I’ve been working with several clients recently who are just now setting up their company blogs. One of the first things we do is to create categories, also known as keywords, for their blogs, which serve two functions:
- From a search engine marketing (SEM) perspective, categories and keywords should be phrases for which we want the blog to appear in search results.
- Properly constructed, long tail (define) keywords can help refine a topic so much that your relevance in search results is more accurate. For example, I was searching the other day for best practices in commenting on blog posts. I typed in “commenting best-practices” and found nothing but developer information on how to properly comment code. When I changed the search to “commenting etiquette,” the results I was served were much more relevant. Defining as closely as possible how you want to be found is critical to how you write your blog. And thinking like your clients and prospects is key to creating categories and keywords that will ensure your success.
- From a PR, or thought leadership perspective, what are the topics around which the blog will be built?
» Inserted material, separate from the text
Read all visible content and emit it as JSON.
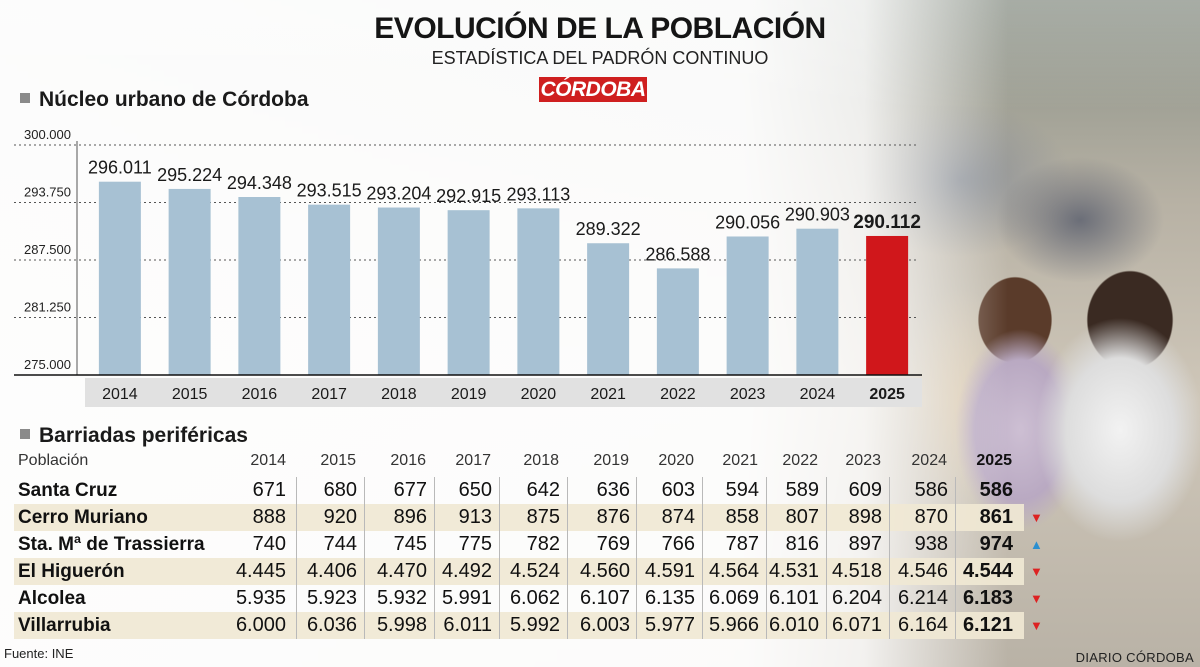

- Every blogger and every blog should have a mission, and every post should support the mission in some way. So as you’re considering what you want to be known for in the blogosphere, think about the words you’d want your readers to know you by. In my blog, I think I’m known for discussing marketing technology - a broad category. In that category, I write about topics such as blogging, RSS, social media, collaboration tools, SEMPR - the combination of search engine marketing and PR, etc. These topics are all topics for which I’d like to be known, and (therefore) found in search.
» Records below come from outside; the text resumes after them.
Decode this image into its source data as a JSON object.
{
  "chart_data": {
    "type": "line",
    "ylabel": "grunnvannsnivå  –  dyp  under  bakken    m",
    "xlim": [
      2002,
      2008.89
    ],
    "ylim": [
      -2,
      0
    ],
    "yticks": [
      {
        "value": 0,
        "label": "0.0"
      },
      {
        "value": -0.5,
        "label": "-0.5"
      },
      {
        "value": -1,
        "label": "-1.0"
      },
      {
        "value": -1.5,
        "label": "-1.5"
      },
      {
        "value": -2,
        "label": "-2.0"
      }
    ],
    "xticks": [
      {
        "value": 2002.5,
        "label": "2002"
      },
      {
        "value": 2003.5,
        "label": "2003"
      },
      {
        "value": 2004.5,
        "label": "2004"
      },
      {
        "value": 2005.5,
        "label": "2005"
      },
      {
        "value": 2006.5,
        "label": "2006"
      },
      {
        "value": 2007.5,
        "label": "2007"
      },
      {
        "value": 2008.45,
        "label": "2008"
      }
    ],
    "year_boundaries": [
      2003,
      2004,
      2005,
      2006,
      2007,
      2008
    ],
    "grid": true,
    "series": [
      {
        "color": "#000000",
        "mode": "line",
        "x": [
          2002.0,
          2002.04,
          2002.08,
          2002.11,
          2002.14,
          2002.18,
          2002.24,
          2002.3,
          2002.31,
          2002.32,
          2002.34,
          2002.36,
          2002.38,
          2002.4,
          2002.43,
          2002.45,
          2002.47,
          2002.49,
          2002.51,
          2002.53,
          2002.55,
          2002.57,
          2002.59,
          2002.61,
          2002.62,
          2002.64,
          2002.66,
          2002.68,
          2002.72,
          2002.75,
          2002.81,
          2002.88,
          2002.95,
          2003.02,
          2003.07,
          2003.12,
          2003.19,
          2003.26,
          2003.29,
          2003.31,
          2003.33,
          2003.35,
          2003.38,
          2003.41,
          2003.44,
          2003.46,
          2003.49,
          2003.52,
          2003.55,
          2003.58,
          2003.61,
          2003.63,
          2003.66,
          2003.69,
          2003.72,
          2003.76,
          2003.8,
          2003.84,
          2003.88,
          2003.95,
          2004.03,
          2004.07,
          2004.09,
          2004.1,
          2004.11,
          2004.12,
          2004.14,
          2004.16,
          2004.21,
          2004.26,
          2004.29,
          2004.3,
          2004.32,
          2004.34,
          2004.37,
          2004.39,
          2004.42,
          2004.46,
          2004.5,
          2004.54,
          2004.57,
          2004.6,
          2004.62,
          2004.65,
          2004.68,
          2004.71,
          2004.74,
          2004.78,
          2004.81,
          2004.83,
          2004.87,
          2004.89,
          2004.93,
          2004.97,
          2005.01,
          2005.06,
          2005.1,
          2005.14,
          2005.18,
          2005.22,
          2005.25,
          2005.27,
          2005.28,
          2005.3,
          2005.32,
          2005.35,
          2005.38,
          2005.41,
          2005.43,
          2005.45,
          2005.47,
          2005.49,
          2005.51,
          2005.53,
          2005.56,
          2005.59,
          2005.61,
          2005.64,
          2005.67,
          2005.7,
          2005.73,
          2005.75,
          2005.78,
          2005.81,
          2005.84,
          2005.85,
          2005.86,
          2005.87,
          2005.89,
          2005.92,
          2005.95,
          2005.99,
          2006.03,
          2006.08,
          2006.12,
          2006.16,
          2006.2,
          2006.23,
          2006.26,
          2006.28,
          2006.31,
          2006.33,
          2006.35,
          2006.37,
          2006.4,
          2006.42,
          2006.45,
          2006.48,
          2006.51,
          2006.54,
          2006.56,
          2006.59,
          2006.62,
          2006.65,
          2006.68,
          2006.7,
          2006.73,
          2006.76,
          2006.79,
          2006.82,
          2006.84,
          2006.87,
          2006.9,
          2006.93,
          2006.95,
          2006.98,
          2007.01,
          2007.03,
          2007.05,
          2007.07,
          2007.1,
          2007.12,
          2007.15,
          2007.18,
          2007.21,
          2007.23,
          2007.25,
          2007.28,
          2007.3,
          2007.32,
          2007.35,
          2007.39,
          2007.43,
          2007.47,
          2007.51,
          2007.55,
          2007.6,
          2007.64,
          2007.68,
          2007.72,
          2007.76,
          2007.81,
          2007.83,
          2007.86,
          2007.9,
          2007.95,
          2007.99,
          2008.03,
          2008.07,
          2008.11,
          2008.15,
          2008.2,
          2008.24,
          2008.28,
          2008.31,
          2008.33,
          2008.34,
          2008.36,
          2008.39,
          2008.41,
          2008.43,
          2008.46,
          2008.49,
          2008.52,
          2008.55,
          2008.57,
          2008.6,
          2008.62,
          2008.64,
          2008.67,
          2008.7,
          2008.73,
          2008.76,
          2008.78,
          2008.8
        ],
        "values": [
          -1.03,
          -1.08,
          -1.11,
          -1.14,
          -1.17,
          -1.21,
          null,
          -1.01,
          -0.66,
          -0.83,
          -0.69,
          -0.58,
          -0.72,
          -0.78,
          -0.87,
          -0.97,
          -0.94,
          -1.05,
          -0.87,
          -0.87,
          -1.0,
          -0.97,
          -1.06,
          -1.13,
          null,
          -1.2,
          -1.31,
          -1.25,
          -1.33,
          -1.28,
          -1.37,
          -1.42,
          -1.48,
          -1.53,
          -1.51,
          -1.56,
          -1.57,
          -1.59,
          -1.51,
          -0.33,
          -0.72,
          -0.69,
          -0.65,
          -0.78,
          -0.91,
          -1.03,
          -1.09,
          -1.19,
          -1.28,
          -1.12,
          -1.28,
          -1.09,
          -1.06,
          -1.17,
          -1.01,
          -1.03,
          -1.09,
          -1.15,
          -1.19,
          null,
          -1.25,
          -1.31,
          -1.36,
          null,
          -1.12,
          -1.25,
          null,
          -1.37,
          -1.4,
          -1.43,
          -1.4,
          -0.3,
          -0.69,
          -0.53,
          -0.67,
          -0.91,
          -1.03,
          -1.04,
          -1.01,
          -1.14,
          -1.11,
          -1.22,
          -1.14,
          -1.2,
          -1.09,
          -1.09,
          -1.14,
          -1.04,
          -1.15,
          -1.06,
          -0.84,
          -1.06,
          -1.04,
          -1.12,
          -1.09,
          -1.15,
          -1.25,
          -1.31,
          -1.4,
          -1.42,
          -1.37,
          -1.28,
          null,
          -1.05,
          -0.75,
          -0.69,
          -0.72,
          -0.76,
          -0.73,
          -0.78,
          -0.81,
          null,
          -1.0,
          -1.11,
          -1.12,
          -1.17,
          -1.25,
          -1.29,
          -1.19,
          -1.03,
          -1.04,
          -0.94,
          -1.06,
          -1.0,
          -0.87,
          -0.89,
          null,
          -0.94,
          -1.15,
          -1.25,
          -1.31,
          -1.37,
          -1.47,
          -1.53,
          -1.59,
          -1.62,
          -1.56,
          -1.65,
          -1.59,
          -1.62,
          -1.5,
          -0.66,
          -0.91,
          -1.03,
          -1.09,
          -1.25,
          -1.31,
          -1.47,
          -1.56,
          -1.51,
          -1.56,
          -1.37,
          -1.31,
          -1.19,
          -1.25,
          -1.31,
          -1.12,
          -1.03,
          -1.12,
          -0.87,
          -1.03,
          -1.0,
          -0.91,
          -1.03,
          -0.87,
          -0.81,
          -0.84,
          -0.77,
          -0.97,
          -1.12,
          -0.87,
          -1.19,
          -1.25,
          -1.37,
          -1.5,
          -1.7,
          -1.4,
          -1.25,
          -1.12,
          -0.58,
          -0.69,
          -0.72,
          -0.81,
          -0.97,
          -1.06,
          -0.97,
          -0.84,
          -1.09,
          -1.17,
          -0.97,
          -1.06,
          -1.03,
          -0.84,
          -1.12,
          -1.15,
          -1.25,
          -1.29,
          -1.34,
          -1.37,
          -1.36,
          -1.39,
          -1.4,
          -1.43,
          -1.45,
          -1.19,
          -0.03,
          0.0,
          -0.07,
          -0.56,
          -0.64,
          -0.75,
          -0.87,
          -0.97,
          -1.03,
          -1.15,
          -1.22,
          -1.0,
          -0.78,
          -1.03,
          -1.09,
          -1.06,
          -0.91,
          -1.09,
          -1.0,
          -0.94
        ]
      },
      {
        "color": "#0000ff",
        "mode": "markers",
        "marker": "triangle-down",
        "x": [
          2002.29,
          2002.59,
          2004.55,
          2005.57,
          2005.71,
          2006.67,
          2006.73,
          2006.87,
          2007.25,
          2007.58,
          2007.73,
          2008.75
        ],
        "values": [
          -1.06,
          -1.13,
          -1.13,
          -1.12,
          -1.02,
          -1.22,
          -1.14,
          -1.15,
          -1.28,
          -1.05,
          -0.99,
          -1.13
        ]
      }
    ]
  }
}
At the same time, most of my categories are very broad, with the exception of SEMPR (on which few search, I would imagine, since I made it up).
I should practice what I preach, and refine my categories further.
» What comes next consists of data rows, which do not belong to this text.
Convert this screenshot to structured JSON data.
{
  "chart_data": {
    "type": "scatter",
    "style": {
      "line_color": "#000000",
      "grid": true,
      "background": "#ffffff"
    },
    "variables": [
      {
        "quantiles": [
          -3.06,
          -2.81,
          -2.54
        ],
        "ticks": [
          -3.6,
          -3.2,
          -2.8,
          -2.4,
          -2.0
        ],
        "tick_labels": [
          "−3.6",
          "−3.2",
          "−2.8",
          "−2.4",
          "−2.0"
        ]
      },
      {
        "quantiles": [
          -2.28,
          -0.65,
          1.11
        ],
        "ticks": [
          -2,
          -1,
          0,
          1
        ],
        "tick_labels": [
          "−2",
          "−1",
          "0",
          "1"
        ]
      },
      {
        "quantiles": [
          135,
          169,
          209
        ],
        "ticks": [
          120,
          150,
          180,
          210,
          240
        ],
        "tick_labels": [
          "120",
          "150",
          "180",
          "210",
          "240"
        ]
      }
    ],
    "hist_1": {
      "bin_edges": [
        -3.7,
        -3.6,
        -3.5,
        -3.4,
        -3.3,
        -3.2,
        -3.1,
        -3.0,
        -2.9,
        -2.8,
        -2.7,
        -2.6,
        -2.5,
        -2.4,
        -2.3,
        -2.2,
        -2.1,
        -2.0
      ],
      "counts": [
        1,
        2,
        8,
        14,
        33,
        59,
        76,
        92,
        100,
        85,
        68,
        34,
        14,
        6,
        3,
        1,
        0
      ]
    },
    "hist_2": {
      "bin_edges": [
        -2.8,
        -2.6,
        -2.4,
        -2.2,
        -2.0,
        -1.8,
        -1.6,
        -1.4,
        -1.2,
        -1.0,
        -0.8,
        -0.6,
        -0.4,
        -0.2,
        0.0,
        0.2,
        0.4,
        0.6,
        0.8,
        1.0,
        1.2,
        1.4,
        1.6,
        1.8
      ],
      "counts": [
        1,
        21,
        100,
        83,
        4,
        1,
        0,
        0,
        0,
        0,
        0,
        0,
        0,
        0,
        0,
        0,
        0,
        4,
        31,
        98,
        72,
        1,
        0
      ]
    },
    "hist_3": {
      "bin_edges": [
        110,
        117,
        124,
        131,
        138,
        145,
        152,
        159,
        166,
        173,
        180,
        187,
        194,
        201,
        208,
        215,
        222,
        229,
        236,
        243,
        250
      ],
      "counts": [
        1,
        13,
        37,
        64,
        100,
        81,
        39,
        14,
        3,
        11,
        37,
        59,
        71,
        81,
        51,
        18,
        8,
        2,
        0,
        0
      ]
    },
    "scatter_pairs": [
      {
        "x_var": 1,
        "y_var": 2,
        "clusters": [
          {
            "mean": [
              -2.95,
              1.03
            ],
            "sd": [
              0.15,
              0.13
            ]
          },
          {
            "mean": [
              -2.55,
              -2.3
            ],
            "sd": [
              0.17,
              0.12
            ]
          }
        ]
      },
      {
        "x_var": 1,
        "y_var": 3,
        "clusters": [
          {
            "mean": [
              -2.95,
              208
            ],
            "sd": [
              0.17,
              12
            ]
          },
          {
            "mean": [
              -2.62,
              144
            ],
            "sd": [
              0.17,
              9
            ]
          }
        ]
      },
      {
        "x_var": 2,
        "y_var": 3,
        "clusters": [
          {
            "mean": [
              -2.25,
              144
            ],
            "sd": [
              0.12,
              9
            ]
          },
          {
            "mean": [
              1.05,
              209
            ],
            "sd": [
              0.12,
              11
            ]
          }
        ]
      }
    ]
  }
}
For example, instead of simply using “RSS,” as a broad category, I generally write about “enterprise RSS” which is a much tighter definition, and likely to generate a more relevant result for those who are interested in how business use RSS, vs. RSS itself.
There are tools to help pick great keywords, but the very best one is sitting right between your ears and behind your eyes…
How might you refine your keywords and categories to better serve your blog, your prospects and your clients?